“Bila terdapat perbedaan kewenangan antarlembaga, penyelesaiannya harus lewat mekanisme hukum dan koordinasi yang profesional, bukan menimbulkan kesan adanya intervensi. Kami meminta Kejaksaan Agung bersikap sebagai penegak hukum yang objektif dan transparan, tanpa mempertahankan ego kelembagaan semata,” ujarnya.
Mengenai peran TNI, ia mengingatkan kembali semangat Reformasi 1998 yang telah memisahkan fungsi TNI dan Polri demi memperkuat demokrasi. Kata Maulana, TNI harus tetap menjaga profesionalisme sesuai UU No.34 Tahun 2004. Batas kewenangan setiap institusi harus dijaga agar tidak meragukan masyarakat.

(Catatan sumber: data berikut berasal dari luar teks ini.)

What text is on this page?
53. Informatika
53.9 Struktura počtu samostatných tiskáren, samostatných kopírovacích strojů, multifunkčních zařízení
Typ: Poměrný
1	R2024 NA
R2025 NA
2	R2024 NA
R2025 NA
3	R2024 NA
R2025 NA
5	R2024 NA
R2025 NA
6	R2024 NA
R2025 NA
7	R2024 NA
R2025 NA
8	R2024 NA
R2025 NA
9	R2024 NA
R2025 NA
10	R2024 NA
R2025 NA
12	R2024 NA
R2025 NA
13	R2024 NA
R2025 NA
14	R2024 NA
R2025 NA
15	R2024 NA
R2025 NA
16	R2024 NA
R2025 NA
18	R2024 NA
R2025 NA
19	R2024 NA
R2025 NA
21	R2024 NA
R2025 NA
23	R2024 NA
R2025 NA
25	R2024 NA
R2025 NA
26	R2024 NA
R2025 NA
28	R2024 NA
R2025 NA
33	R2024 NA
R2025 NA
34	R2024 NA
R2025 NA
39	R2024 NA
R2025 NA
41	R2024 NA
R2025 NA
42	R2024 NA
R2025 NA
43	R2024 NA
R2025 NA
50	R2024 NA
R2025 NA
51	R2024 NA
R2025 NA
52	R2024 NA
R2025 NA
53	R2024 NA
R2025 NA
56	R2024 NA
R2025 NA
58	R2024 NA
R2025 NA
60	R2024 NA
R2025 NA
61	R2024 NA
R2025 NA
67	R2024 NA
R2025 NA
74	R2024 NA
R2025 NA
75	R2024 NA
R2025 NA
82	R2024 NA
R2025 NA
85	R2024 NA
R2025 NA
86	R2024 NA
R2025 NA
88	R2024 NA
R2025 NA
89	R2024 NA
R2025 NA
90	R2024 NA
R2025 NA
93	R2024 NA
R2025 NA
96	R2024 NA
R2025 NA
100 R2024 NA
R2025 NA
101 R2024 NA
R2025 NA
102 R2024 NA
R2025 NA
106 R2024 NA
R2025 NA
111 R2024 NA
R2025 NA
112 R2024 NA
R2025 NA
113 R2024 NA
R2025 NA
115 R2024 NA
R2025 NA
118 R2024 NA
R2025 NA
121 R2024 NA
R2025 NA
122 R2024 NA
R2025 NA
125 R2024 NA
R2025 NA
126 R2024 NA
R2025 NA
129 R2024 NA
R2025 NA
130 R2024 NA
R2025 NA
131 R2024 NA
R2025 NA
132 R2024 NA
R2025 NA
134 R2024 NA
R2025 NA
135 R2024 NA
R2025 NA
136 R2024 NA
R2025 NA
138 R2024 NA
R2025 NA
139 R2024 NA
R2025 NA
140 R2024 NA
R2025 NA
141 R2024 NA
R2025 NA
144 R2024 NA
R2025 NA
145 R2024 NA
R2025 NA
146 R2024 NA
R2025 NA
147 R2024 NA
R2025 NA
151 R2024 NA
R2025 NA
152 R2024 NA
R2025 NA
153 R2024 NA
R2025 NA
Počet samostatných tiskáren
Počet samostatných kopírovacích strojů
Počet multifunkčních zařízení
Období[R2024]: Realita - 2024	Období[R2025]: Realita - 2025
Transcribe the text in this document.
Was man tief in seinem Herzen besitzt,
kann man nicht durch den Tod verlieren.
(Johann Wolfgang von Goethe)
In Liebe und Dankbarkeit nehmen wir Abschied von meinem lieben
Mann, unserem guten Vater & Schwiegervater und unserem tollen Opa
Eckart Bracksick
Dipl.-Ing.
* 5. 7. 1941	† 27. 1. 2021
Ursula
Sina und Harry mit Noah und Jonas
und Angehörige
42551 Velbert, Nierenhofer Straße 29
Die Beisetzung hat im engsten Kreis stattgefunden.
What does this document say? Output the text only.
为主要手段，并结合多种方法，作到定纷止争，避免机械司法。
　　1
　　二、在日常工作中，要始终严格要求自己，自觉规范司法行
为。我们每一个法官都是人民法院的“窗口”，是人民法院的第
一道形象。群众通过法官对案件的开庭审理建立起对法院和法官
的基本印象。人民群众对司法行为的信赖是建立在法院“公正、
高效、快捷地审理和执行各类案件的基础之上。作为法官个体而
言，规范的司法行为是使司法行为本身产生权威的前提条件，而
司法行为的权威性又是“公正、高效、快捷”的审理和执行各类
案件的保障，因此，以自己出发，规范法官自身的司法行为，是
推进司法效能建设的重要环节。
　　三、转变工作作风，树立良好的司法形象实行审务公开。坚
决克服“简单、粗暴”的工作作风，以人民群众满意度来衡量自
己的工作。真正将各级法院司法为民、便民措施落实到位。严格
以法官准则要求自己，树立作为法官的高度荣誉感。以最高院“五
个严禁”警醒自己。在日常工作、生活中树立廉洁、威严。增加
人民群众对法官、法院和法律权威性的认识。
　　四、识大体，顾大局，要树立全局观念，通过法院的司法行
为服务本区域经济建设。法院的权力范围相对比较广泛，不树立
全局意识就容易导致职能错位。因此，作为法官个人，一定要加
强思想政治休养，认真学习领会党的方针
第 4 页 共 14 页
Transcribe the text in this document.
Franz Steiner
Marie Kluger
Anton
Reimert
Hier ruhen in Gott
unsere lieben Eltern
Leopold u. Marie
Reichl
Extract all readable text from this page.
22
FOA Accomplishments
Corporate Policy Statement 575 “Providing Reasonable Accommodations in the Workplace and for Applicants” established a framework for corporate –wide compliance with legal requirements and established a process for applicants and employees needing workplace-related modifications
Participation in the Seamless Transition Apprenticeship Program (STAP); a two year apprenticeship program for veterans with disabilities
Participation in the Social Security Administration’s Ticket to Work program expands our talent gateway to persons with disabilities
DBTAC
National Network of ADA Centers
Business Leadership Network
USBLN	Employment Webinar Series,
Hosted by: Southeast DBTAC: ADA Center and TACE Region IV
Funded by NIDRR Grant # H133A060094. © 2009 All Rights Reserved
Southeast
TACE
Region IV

Harapan Terhadap Pemerintah
Maulana Sai juga menyoroti komitmen Presiden Prabowo Subianto yang telah berulang kali menyatakan perang terhadap korupsi. Kata Maulana, Komitmen Presiden untuk memberantas korupsi harus menjadi kompas bagi seluruh aparat.
“Langkah Polri mengusut kasus batu bara ini harus didukung penuh, tanpa hambatan dari ego sektoral. Semangat bersinergi harus menjadi kunci, bukan menciptakan riak yang mencederai keadilan,” jelasnya.

Pesan Akhir Bagi Rakyat dan Lembaga
Sebagai penutup, ia menegaskan posisi mahasiswa yang tidak berpihak pada lembaga tertentu, melainkan berpihak pada Konstitusi, keadilan, dan kepentingan rakyat. Menurut Maulana, tugas mereka adalah mengawal agar penegakan hukum tidak berhenti di hadapan kekuasaan.
“Rakyat tidak sedang menunggu siapa yang menang dalam perselisihan antarlembaga. Rakyat hanya ingin satu hal: apakah hukum masih menjadi panglima di Republik ini,” sebutnya.

“Jika hukum ditegakkan dengan benar, demokrasi akan kuat. Tapi jika kepercayaan publik melemah, maka yang dipertaruhkan bukan hanya satu kasus, melainkan masa depan negara hukum kita sendiri,” tutupnya.